Cathay Pacific Airways Ltd. expects to report a larger-than-forecast loss in 2022 — around double what analysts were looking for — as the carrier claws its way back from Covid-19.

Hong Kong’s main airline said in an exchange filing Friday that it expects to report an annual net loss of between HK$6.4 billion ($817 million) to HK$7 billion, significantly larger than the HK$3.4 billion deficit the market was expecting. Cathay lost HK$5.5 billion in 2021.

Although the group’s performance in the second half was a “marked improvement” over the first, losses from associates like Air China Ltd. pushed Cathay further into the red. Air China, 18.1% owned by Cathay, racked up 28 billion yuan ($4.1 billion) in losses in the first nine months of last year, its widest-ever deficit as China doubled down on Covid restrictions.

Sounding more optimistic about the core airline’s performance, Ronald Lam, Cathay’s newly installed chief executive officer, said he was “very encouraged to see a trend of continuous improvement in our operations and financial performance in the second half.” Lam pointed to travel relaxations enabling Cathay to generate positive cash flow in the six months ended Dec. 31.

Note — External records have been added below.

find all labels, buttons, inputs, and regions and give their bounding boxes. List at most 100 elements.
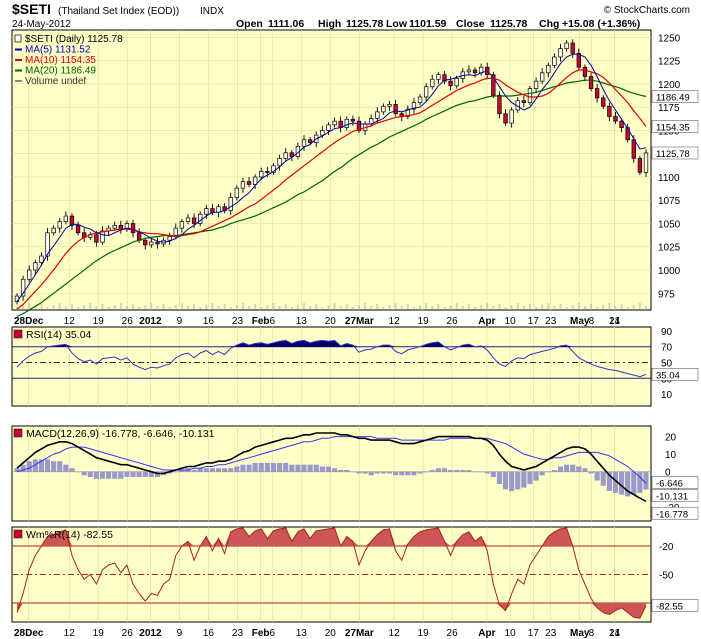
- candle-body-52: [332, 120, 337, 126]
- tag-ma20-box: [651, 90, 699, 103]
- tag-willr-box: [651, 599, 699, 612]
- macd-histogram-bar-69: [435, 468, 441, 472]
- tag-rsi: 35.04: [656, 370, 680, 381]
- volume-bar-36: [235, 305, 238, 310]
- volume-bar-82: [516, 303, 519, 310]
- candle-body-8: [63, 215, 69, 222]
- volume-bar-75: [474, 307, 477, 310]
- x-tick-label-bottom-14: 19: [418, 628, 430, 639]
- macd-histogram-bar-81: [509, 471, 515, 492]
- candle-body-69: [436, 74, 441, 80]
- candle-body-80: [503, 113, 508, 124]
- candle-body-1: [20, 278, 26, 297]
- macd-histogram-bar-95: [594, 471, 600, 481]
- macd-histogram-bar-14: [99, 471, 106, 479]
- header-high-label: High: [318, 18, 341, 30]
- candle-body-81: [509, 109, 514, 124]
- volume-bar-22: [150, 303, 153, 310]
- macd-histogram-bar-90: [564, 464, 570, 472]
- x-tick-label-top-21: 8: [589, 316, 595, 327]
- volume-bar-60: [382, 307, 385, 310]
- candle-body-95: [594, 88, 600, 99]
- macd-histogram-bar-68: [429, 469, 435, 472]
- candle-body-9: [69, 215, 75, 226]
- volume-bar-93: [583, 306, 586, 310]
- macd-histogram-bar-44: [283, 462, 289, 472]
- volume-bar-5: [46, 307, 49, 310]
- rsi-title-marker: [13, 329, 23, 339]
- volume-bar-29: [193, 304, 196, 310]
- macd-histogram-bar-61: [386, 471, 393, 474]
- macd-histogram-bar-98: [612, 471, 619, 493]
- macd-histogram-bar-49: [313, 464, 319, 472]
- volume-bar-85: [535, 307, 538, 310]
- macd-histogram-bar-80: [502, 471, 509, 490]
- macd-y-tick-2: 0: [665, 468, 671, 479]
- x-tick-label-bottom-18: 17: [528, 628, 540, 639]
- macd-histogram-bar-13: [93, 471, 99, 479]
- macd-histogram-bar-32: [209, 468, 215, 472]
- macd-histogram-bar-100: [625, 471, 631, 497]
- volume-bar-66: [419, 305, 422, 310]
- x-tick-label-top-6: 16: [203, 316, 215, 327]
- candle-body-97: [607, 105, 612, 117]
- x-tick-label-bottom-4: 2012: [139, 628, 162, 639]
- macd-histogram-bar-82: [515, 471, 521, 490]
- x-tick-label-bottom-8: Feb: [252, 628, 270, 639]
- x-tick-label-top-19: 23: [545, 316, 557, 327]
- macd-histogram-bar-66: [417, 471, 423, 474]
- candle-body-99: [619, 120, 624, 129]
- header-close: 1125.78: [490, 18, 528, 30]
- macd-histogram-bar-20: [136, 471, 142, 478]
- candle-body-28: [185, 217, 191, 222]
- volume-bar-40: [260, 307, 263, 310]
- rsi-line: [16, 339, 647, 378]
- volume-bar-52: [333, 303, 336, 310]
- candle-body-86: [540, 72, 545, 82]
- volume-bar-80: [504, 307, 507, 310]
- candle-body-51: [326, 124, 331, 131]
- header-low: 1101.59: [409, 18, 447, 30]
- legend-ma5: MA(5) 1131.52: [25, 45, 91, 56]
- candle-body-59: [375, 111, 380, 119]
- volume-bar-45: [290, 307, 293, 310]
- legend-swatch-main: [14, 34, 22, 43]
- candle-body-93: [582, 66, 588, 77]
- macd-histogram-bar-65: [411, 471, 417, 476]
- volume-bar-56: [357, 305, 360, 310]
- candle-body-66: [417, 96, 423, 103]
- macd-histogram-bar-93: [582, 468, 588, 472]
- volume-bar-84: [528, 304, 531, 310]
- price-y-tick-3: 1050: [658, 219, 681, 230]
- volume-bar-94: [590, 304, 593, 310]
- macd-histogram-bar-9: [69, 468, 75, 472]
- volume-bar-87: [547, 303, 550, 310]
- x-tick-label-bottom-20: May: [570, 628, 590, 639]
- x-tick-label-top-15: 26: [447, 316, 459, 327]
- volume-bar-4: [40, 304, 43, 310]
- candle-body-62: [393, 104, 398, 115]
- volume-bar-99: [620, 304, 623, 310]
- volume-bar-71: [449, 305, 452, 310]
- macd-histogram-bar-67: [423, 471, 429, 473]
- macd-histogram-bar-56: [356, 471, 362, 474]
- macd-histogram-bar-77: [484, 471, 490, 474]
- x-tick-label-top-8: Feb: [252, 316, 270, 327]
- price-y-tick-4: 1075: [658, 196, 681, 207]
- willr-overbought-fill: [17, 528, 646, 546]
- macd-histogram-bar-54: [344, 469, 350, 472]
- macd-histogram-bar-47: [301, 464, 307, 472]
- macd-histogram-bar-36: [234, 466, 240, 472]
- rsi-y-tick-0: 10: [661, 390, 673, 401]
- macd-histogram-bar-84: [527, 471, 533, 485]
- volume-bar-65: [412, 307, 415, 310]
- macd-signal-line: [16, 436, 647, 484]
- tag-macd-hist-box: [651, 489, 699, 502]
- macd-histogram-bar-96: [600, 471, 606, 486]
- price-y-tick-8: 1175: [658, 103, 680, 114]
- x-tick-label-top-9: 6: [269, 316, 275, 327]
- macd-title-marker: [13, 428, 23, 438]
- candle-body-61: [387, 104, 392, 107]
- price-y-tick-1: 1000: [658, 266, 681, 277]
- macd-histogram-bar-85: [533, 471, 539, 481]
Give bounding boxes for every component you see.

Cathay has started to benefit from the long awaited lifting of pandemic measures in Hong Kong and mainland China, its biggest market outside of the financial hub. The airline earlier projected group passenger capacity, which includes budget unit HK Express, will return to 70% of pre-Covid levels by the end of the year.

Cathay’s Hong Kong-traded shares closed up 0.5% Friday.